The next question interesting in this case: Is the bug in the read part or in the write part of the code. If it’s in the read part you would perhaps correct perfectly correct data. The question is: Is it correct after the repair? Or still available?

How do i know if the attempt to repair is correct?

Repair is always based on assumptions. Those assumption canbe correct or incorrect. Thus a repair can be correct and incorrect. The more you know about the problem that led to the repair-worthy state, the more probable the assumptions are correct. Especially when you have to trust the repair for delivering a correct result.

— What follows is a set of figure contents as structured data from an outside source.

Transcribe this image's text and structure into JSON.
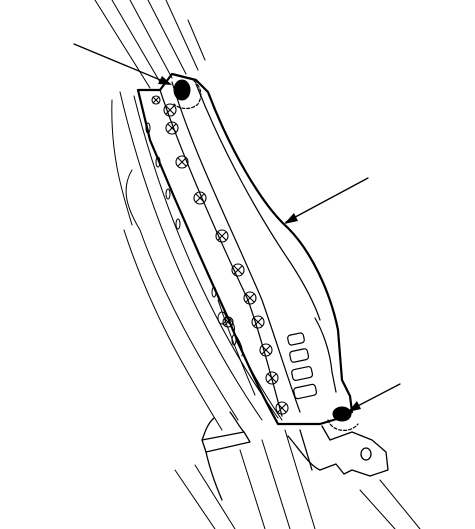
{
  "figure": {
    "kind": "technical-line-illustration",
    "subject": "pillar-trim-panel-with-fasteners",
    "stroke_color": "#000000",
    "background_color": "#ffffff",
    "leader_lines": [
      {
        "target": "upper-clip"
      },
      {
        "target": "trim-panel-edge"
      },
      {
        "target": "lower-clip"
      }
    ],
    "fastener_markers": {
      "count": 13,
      "symbol": "circle-with-x"
    },
    "callout_labels": []
  }
}
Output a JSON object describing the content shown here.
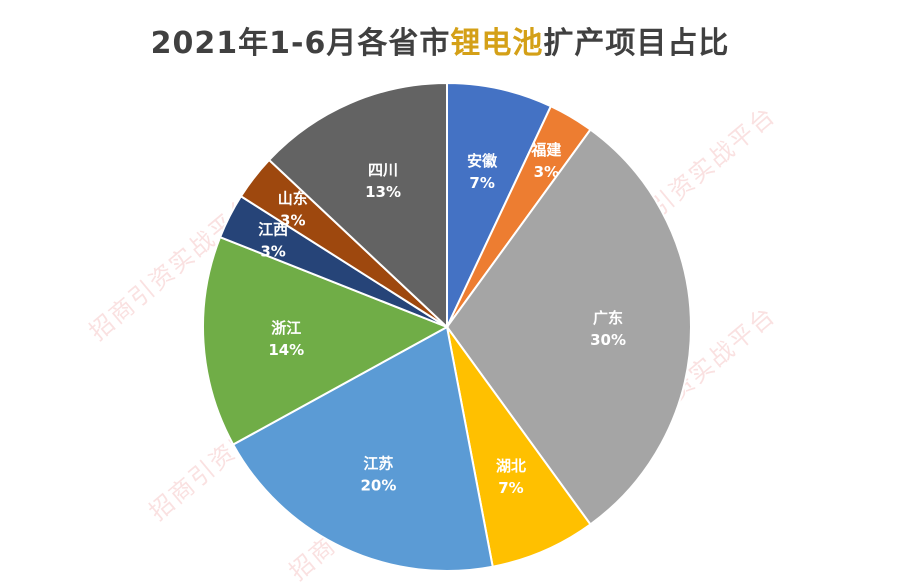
{
  "title": {
    "prefix": "2021年1-6月各省市",
    "highlight": "锂电池",
    "suffix": "扩产项目占比"
  },
  "watermark": "招商引资实战平台",
  "chart_data": {
    "type": "pie",
    "title": "2021年1-6月各省市锂电池扩产项目占比",
    "start_angle_deg": 0,
    "direction": "clockwise",
    "legend": "none",
    "slices": [
      {
        "name": "安徽",
        "value": 7,
        "label": "7%",
        "color": "#4472c4"
      },
      {
        "name": "福建",
        "value": 3,
        "label": "3%",
        "color": "#ed7d31"
      },
      {
        "name": "广东",
        "value": 30,
        "label": "30%",
        "color": "#a5a5a5"
      },
      {
        "name": "湖北",
        "value": 7,
        "label": "7%",
        "color": "#ffc000"
      },
      {
        "name": "江苏",
        "value": 20,
        "label": "20%",
        "color": "#5b9bd5"
      },
      {
        "name": "浙江",
        "value": 14,
        "label": "14%",
        "color": "#70ad47"
      },
      {
        "name": "江西",
        "value": 3,
        "label": "3%",
        "color": "#264478"
      },
      {
        "name": "山东",
        "value": 3,
        "label": "3%",
        "color": "#9e480e"
      },
      {
        "name": "四川",
        "value": 13,
        "label": "13%",
        "color": "#636363"
      }
    ]
  }
}
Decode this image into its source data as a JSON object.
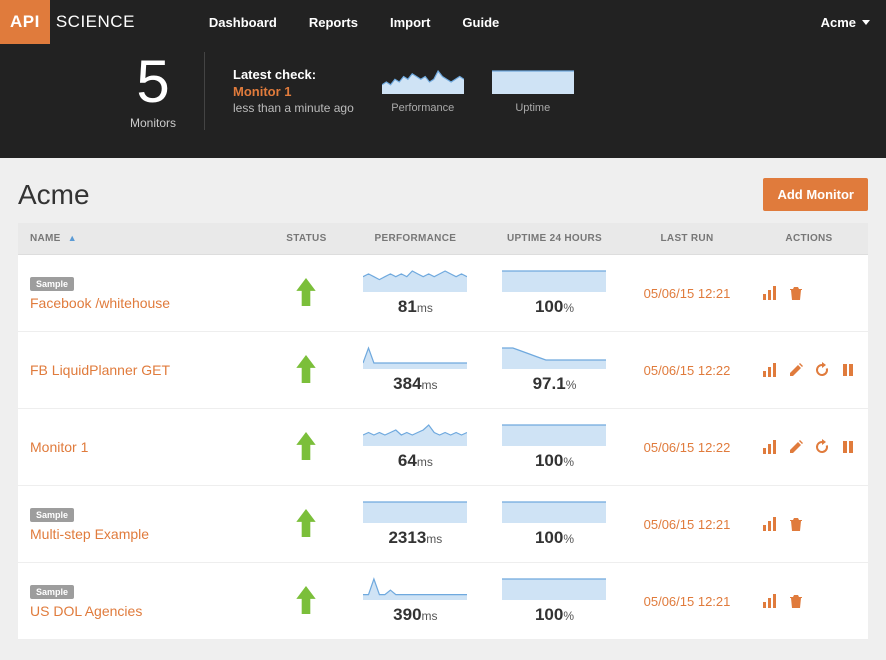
{
  "brand": {
    "left": "API",
    "right": "SCIENCE"
  },
  "nav": {
    "items": [
      "Dashboard",
      "Reports",
      "Import",
      "Guide"
    ],
    "account": "Acme"
  },
  "summary": {
    "count": "5",
    "count_label": "Monitors",
    "latest_heading": "Latest check:",
    "latest_monitor": "Monitor 1",
    "latest_ago": "less than a minute ago",
    "perf_caption": "Performance",
    "uptime_caption": "Uptime",
    "perf_spark": {
      "points": [
        3,
        4,
        3,
        5,
        4,
        6,
        5,
        7,
        6,
        5,
        6,
        4,
        5,
        8,
        6,
        5,
        4,
        5,
        6,
        5
      ],
      "stroke": "#6fa9de",
      "fill": "#cfe3f5"
    },
    "uptime_spark": {
      "points": [
        10,
        10,
        10,
        10,
        10,
        10,
        10,
        10,
        10,
        10,
        10,
        10,
        10,
        10,
        10,
        10,
        10,
        10,
        10,
        10
      ],
      "stroke": "#6fa9de",
      "fill": "#cfe3f5"
    }
  },
  "page": {
    "title": "Acme",
    "add_button": "Add Monitor"
  },
  "columns": {
    "name": "NAME",
    "status": "STATUS",
    "perf": "PERFORMANCE",
    "uptime": "UPTIME 24 HOURS",
    "last": "LAST RUN",
    "actions": "ACTIONS"
  },
  "colors": {
    "accent": "#e07b3c",
    "status_up": "#7bbf3a",
    "spark_stroke": "#6fa9de",
    "spark_fill": "#cfe3f5"
  },
  "rows": [
    {
      "sample": true,
      "name": "Facebook /whitehouse",
      "status": "up",
      "perf_ms": "81",
      "perf_spark": [
        5,
        6,
        5,
        4,
        5,
        6,
        5,
        6,
        5,
        7,
        6,
        5,
        6,
        5,
        6,
        7,
        6,
        5,
        6,
        5
      ],
      "uptime_pct": "100",
      "uptime_spark": [
        10,
        10,
        10,
        10,
        10,
        10,
        10,
        10,
        10,
        10,
        10,
        10,
        10,
        10,
        10,
        10,
        10,
        10,
        10,
        10
      ],
      "last_run": "05/06/15 12:21",
      "actions": [
        "chart",
        "trash"
      ]
    },
    {
      "sample": false,
      "name": "FB LiquidPlanner GET",
      "status": "up",
      "perf_ms": "384",
      "perf_spark": [
        2,
        8,
        2,
        2,
        2,
        2,
        2,
        2,
        2,
        2,
        2,
        2,
        2,
        2,
        2,
        2,
        2,
        2,
        2,
        2
      ],
      "uptime_pct": "97.1",
      "uptime_spark": [
        10,
        10,
        10,
        9,
        8,
        7,
        6,
        5,
        4,
        4,
        4,
        4,
        4,
        4,
        4,
        4,
        4,
        4,
        4,
        4
      ],
      "last_run": "05/06/15 12:22",
      "actions": [
        "chart",
        "edit",
        "refresh",
        "pause"
      ]
    },
    {
      "sample": false,
      "name": "Monitor 1",
      "status": "up",
      "perf_ms": "64",
      "perf_spark": [
        4,
        5,
        4,
        5,
        4,
        5,
        6,
        4,
        5,
        4,
        5,
        6,
        8,
        5,
        4,
        5,
        4,
        5,
        4,
        5
      ],
      "uptime_pct": "100",
      "uptime_spark": [
        10,
        10,
        10,
        10,
        10,
        10,
        10,
        10,
        10,
        10,
        10,
        10,
        10,
        10,
        10,
        10,
        10,
        10,
        10,
        10
      ],
      "last_run": "05/06/15 12:22",
      "actions": [
        "chart",
        "edit",
        "refresh",
        "pause"
      ]
    },
    {
      "sample": true,
      "name": "Multi-step Example",
      "status": "up",
      "perf_ms": "2313",
      "perf_spark": [
        4,
        4,
        4,
        4,
        4,
        4,
        4,
        4,
        4,
        4,
        4,
        4,
        4,
        4,
        4,
        4,
        4,
        4,
        4,
        4
      ],
      "uptime_pct": "100",
      "uptime_spark": [
        10,
        10,
        10,
        10,
        10,
        10,
        10,
        10,
        10,
        10,
        10,
        10,
        10,
        10,
        10,
        10,
        10,
        10,
        10,
        10
      ],
      "last_run": "05/06/15 12:21",
      "actions": [
        "chart",
        "trash"
      ]
    },
    {
      "sample": true,
      "name": "US DOL Agencies",
      "status": "up",
      "perf_ms": "390",
      "perf_spark": [
        2,
        2,
        9,
        2,
        2,
        4,
        2,
        2,
        2,
        2,
        2,
        2,
        2,
        2,
        2,
        2,
        2,
        2,
        2,
        2
      ],
      "uptime_pct": "100",
      "uptime_spark": [
        10,
        10,
        10,
        10,
        10,
        10,
        10,
        10,
        10,
        10,
        10,
        10,
        10,
        10,
        10,
        10,
        10,
        10,
        10,
        10
      ],
      "last_run": "05/06/15 12:21",
      "actions": [
        "chart",
        "trash"
      ]
    }
  ]
}
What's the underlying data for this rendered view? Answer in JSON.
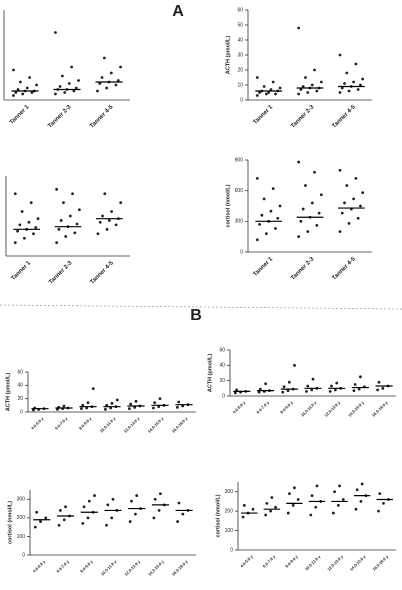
{
  "panels": [
    "A",
    "B"
  ],
  "chart_data": [
    {
      "type": "dot",
      "categories": [
        "Tanner 1",
        "Tanner 2-3",
        "Tanner 4-5"
      ],
      "ylim": [
        0,
        60
      ],
      "points": [
        [
          3,
          4,
          5,
          5,
          6,
          6,
          7,
          8,
          10,
          12,
          15,
          20
        ],
        [
          4,
          5,
          6,
          7,
          7,
          8,
          9,
          11,
          13,
          16,
          22,
          45
        ],
        [
          6,
          8,
          10,
          11,
          12,
          13,
          15,
          18,
          22,
          28
        ]
      ],
      "medians": [
        6,
        7,
        12
      ]
    },
    {
      "type": "dot",
      "y_label": "ACTH (pmol/L)",
      "categories": [
        "Tanner 1",
        "Tanner 2-3",
        "Tanner 4-5"
      ],
      "ylim": [
        0,
        60
      ],
      "yticks": [
        0,
        10,
        20,
        30,
        40,
        50,
        60
      ],
      "points": [
        [
          3,
          4,
          4,
          5,
          5,
          6,
          6,
          7,
          8,
          9,
          12,
          15
        ],
        [
          4,
          5,
          6,
          7,
          8,
          8,
          9,
          10,
          12,
          15,
          20,
          48
        ],
        [
          5,
          6,
          7,
          8,
          9,
          10,
          11,
          12,
          14,
          18,
          24,
          30
        ]
      ],
      "medians": [
        6,
        8,
        9
      ]
    },
    {
      "type": "dot",
      "categories": [
        "Tanner 1",
        "Tanner 2-3",
        "Tanner 4-5"
      ],
      "ylim": [
        0,
        900
      ],
      "points": [
        [
          150,
          200,
          250,
          280,
          300,
          320,
          350,
          380,
          420,
          500,
          600,
          700
        ],
        [
          150,
          220,
          260,
          300,
          330,
          360,
          400,
          450,
          520,
          600,
          700,
          750
        ],
        [
          250,
          300,
          350,
          380,
          400,
          420,
          450,
          500,
          600,
          700
        ]
      ],
      "medians": [
        300,
        330,
        420
      ]
    },
    {
      "type": "dot",
      "y_label": "cortisol (nmol/L)",
      "categories": [
        "Tanner 1",
        "Tanner 2-3",
        "Tanner 4-5"
      ],
      "ylim": [
        0,
        900
      ],
      "yticks": [
        0,
        300,
        600,
        900
      ],
      "points": [
        [
          120,
          180,
          230,
          270,
          300,
          330,
          360,
          400,
          450,
          520,
          620,
          720
        ],
        [
          150,
          200,
          260,
          300,
          340,
          380,
          420,
          480,
          560,
          650,
          780,
          880
        ],
        [
          200,
          280,
          330,
          380,
          420,
          450,
          480,
          520,
          580,
          650,
          720,
          800
        ]
      ],
      "medians": [
        300,
        340,
        430
      ]
    },
    {
      "type": "dot",
      "y_label": "ACTH (pmol/L)",
      "categories": [
        "4.0-5.9 y",
        "6.0-7.9 y",
        "8.0-9.9 y",
        "10.0-11.9 y",
        "12.0-13.9 y",
        "14.0-15.9 y",
        "16.0-18.9 y"
      ],
      "ylim": [
        0,
        60
      ],
      "yticks": [
        0,
        20,
        40,
        60
      ],
      "points": [
        [
          3,
          4,
          5,
          6
        ],
        [
          4,
          5,
          6,
          7,
          9
        ],
        [
          5,
          6,
          8,
          10,
          14,
          35
        ],
        [
          4,
          6,
          8,
          10,
          13,
          18
        ],
        [
          5,
          7,
          9,
          12,
          16
        ],
        [
          6,
          8,
          10,
          14,
          20
        ],
        [
          7,
          9,
          11,
          15
        ]
      ],
      "medians": [
        5,
        6,
        8,
        8,
        9,
        10,
        11
      ]
    },
    {
      "type": "dot",
      "y_label": "ACTH (pmol/L)",
      "categories": [
        "4.0-5.9 y",
        "6.0-7.9 y",
        "8.0-9.9 y",
        "10.0-11.9 y",
        "12.0-13.9 y",
        "14.0-15.9 y",
        "16.0-18.9 y"
      ],
      "ylim": [
        0,
        60
      ],
      "yticks": [
        0,
        20,
        40,
        60
      ],
      "points": [
        [
          4,
          5,
          6,
          8
        ],
        [
          5,
          6,
          7,
          9,
          16
        ],
        [
          5,
          7,
          9,
          12,
          18,
          40
        ],
        [
          6,
          8,
          10,
          13,
          22
        ],
        [
          6,
          8,
          10,
          13,
          17
        ],
        [
          7,
          9,
          12,
          15,
          25
        ],
        [
          8,
          10,
          13,
          18
        ]
      ],
      "medians": [
        6,
        7,
        9,
        10,
        10,
        11,
        13
      ]
    },
    {
      "type": "dot",
      "y_label": "cortisol (nmol/L)",
      "categories": [
        "4.0-5.9 y",
        "6.0-7.9 y",
        "8.0-9.9 y",
        "10.0-11.9 y",
        "12.0-13.9 y",
        "14.0-15.9 y",
        "16.0-18.9 y"
      ],
      "ylim": [
        0,
        350
      ],
      "yticks": [
        0,
        100,
        200,
        300
      ],
      "points": [
        [
          150,
          180,
          200,
          230
        ],
        [
          160,
          190,
          210,
          240,
          260
        ],
        [
          170,
          200,
          230,
          260,
          290,
          320
        ],
        [
          160,
          200,
          240,
          270,
          300
        ],
        [
          180,
          220,
          250,
          290,
          320
        ],
        [
          200,
          240,
          270,
          300,
          330
        ],
        [
          180,
          220,
          240,
          280
        ]
      ],
      "medians": [
        190,
        210,
        230,
        240,
        250,
        270,
        240
      ]
    },
    {
      "type": "dot",
      "y_label": "cortisol (nmol/L)",
      "categories": [
        "4.0-5.9 y",
        "6.0-7.9 y",
        "8.0-9.9 y",
        "10.0-11.9 y",
        "12.0-13.9 y",
        "14.0-15.9 y",
        "16.0-18.9 y"
      ],
      "ylim": [
        0,
        350
      ],
      "yticks": [
        0,
        100,
        200,
        300
      ],
      "points": [
        [
          170,
          190,
          210,
          230
        ],
        [
          180,
          200,
          220,
          240,
          270
        ],
        [
          190,
          230,
          260,
          290,
          320
        ],
        [
          180,
          220,
          250,
          280,
          330
        ],
        [
          190,
          230,
          260,
          300,
          330
        ],
        [
          210,
          250,
          280,
          310,
          340
        ],
        [
          200,
          240,
          260,
          290
        ]
      ],
      "medians": [
        190,
        210,
        240,
        250,
        250,
        280,
        260
      ]
    }
  ]
}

Can i trust the repaired filesystem?

When a ZFS filesystem is that defunct that neither the integrated checks mechanisms and redundancies nor the transaction group rollback can revive it, i would question the integrity of the data altogether and go to my tapes and not trying to force it into function . Especially as the problem has broken obviously a lot of protection layers that would have send many other filesystems to the tapes a significant time before that moment. Because at the end the mountability of a files system doesn’t matter. All that matters is the correctness of my data. The problem: How can you guarantee correctness of the data in a filesystem after a repair. Especially with filesystem that can’t even guarantee correctness of data when everything is working fine.

Doing things differently

The recovery of an unmountable filesystem works differently in ZFS. It doesn’t need to force an filesystem into a readable state. There are up to 127 readable states on-disk, thus if you want to say it this way, there are up 127 mountable filesystems on your dataset. It sounds more sensible to fall back to the last known correct and consistent state of metadata and data, based on the on-disk-state represented by the pointer structure of the ueberblock with the highest transaction group commit number with a correct checksum . I don’t have to repair after a crash, i just take the last intact state.The Transaction Group rollback at mount does exactly this.
I think that is one of the basic points behind the discussion, that many people wanting a fsck doesn’t think about the implications of the COW-ness of ZFS. This COW-ness is key to many mechanisms that allows ZFS to do things differently. They make tricks like the PSARC 2009/479 or this script possible.

Conclusion

That said, when you really, really think that you should scratch the data from the disk, you can always use zdb. To end this article: In this discussion, there is just one argument in this discussion i would accept in favour of fsck: ZFS is a blatant layering violation again and what people call fsck is just part of the normal write and read work the filesystem is doing.